The Court was asked to rule on the question whether the passing-on defense under Dutch law is to be assessed in the context of the determination of the extent of the damage or in the context of the so-called doctrine of voordeelstoerekening. Pursuant to this doctrine, the defendant can offset any benefit conferred on the claimant against the damages that result from the same tortious act. This benefit can only be offset, if there is a sufficiently direct causal link between the tortious act and the benefit and if offsetting the benefit is reasonable. TenneT argued before the Court that the passing-on defense is to be assessed under the doctrine of voordeelstoerekening, since it followed from the Court's case law in this regard that the strict requirement of a causal link between the wrongful act and the benefit conferred on the claimant would narrow down the possibility of a successful passing-on defense.

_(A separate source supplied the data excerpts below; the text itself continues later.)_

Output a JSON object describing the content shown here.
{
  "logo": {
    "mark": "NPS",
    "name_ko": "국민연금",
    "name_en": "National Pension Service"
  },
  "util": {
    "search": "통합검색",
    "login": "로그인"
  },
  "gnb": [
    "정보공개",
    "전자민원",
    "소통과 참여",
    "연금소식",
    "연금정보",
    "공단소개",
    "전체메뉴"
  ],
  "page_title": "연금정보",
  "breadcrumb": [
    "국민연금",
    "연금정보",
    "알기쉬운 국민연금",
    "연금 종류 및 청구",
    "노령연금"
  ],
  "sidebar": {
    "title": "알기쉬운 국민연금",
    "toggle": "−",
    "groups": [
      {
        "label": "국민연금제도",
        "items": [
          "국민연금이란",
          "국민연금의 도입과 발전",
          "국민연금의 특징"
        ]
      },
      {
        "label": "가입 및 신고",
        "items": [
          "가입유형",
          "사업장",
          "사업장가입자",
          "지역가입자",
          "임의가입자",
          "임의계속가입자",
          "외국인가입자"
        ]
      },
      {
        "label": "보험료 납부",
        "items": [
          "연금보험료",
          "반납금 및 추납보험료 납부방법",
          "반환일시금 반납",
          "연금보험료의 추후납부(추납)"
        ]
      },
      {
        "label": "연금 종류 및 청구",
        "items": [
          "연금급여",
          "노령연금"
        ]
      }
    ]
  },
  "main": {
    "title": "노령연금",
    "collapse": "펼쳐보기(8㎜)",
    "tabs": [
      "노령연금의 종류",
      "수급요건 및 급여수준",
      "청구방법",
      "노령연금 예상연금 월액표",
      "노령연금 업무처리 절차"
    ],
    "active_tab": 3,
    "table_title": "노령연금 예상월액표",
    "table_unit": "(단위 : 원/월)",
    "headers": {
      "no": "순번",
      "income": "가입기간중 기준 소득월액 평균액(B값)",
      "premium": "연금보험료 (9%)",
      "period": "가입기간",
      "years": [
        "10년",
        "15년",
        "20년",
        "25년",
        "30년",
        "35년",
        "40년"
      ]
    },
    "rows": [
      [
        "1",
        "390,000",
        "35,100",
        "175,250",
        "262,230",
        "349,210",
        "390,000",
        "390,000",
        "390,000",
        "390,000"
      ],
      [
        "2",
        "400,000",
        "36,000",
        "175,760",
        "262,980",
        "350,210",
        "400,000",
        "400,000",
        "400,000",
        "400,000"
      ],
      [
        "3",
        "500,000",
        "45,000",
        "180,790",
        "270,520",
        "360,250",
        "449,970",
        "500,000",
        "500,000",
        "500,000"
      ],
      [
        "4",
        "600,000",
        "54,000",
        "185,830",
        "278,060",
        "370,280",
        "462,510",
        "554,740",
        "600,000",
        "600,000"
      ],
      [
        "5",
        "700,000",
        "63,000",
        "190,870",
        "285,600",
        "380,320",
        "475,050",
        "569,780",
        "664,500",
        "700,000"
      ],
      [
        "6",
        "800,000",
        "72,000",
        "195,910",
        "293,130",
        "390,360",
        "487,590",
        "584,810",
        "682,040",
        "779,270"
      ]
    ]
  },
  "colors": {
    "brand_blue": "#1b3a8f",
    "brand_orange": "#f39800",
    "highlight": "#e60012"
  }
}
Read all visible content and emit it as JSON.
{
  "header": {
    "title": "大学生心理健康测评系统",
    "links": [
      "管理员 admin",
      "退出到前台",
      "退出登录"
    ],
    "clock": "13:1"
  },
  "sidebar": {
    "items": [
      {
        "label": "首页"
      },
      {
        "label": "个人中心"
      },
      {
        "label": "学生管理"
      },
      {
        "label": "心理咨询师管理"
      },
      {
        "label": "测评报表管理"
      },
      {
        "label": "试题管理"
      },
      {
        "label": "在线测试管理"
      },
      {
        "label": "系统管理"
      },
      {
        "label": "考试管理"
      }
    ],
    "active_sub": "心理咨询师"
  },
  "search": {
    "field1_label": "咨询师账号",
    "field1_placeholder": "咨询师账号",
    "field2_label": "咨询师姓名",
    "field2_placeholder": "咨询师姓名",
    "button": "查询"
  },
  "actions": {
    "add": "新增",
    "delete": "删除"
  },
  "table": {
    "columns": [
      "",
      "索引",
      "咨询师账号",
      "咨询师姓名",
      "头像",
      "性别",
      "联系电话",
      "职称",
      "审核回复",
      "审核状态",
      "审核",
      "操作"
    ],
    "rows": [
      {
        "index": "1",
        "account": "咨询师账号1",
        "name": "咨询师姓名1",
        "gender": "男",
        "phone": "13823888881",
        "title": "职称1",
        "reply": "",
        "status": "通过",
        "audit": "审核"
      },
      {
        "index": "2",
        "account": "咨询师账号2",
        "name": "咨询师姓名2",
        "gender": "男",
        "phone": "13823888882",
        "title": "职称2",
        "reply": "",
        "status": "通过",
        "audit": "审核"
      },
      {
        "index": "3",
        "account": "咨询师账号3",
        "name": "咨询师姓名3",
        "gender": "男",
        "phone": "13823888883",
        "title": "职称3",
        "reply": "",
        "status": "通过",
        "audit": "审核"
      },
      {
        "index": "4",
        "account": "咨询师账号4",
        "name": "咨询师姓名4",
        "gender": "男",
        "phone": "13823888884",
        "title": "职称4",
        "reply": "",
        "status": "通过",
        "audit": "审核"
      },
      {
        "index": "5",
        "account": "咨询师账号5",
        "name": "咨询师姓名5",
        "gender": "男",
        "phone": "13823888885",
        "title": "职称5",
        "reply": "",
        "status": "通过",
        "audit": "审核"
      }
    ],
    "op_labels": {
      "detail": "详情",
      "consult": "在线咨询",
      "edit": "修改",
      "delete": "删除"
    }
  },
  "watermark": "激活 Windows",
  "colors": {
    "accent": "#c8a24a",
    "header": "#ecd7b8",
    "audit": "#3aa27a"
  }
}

At the outset, the Court determined that although the present case was not (yet) covered by the Antitrust Damages Directive and the Dutch draft legislation for its implementation, it was nevertheless desirable that Dutch law was interpreted in a way that was compatible with this directive and draft legislation. According to the Court, the passing-on defense can be assessed both in the context of the determination of the extent of the damage and under the doctrine of voordeelstoerekening, since, under both approaches, it is to be determined whether the claimant is in the same position as he would have been if the tortious act had not taken place. Therefore, both approaches require the benefit conferred on the claimant to be taken into account for the determination of the extent of the damage, provided that it is reasonable to do so. Furthermore, the burden of proving the passing-on was held to be on the defendant under both approaches.
As to the strict causal link between the benefit conferred on the claimant and the tortious act that the Court had established in its previous case law regarding voordeelstoerekening, the Court explicitly reversed its case law on this point. The Court determined that this causal link is to be a conditio sine qua non link in the sense that no benefit would have been conferred in absence of the tortious act.
Consequently, the Court established that a judge that must rule on a passing-on defence is, subject to the parties' contentions, free to choose whether to address this defence under the doctrine of voordeelstoerekening or in the context of the determination of the extent of the damage, since the same legal standard applies to both approaches.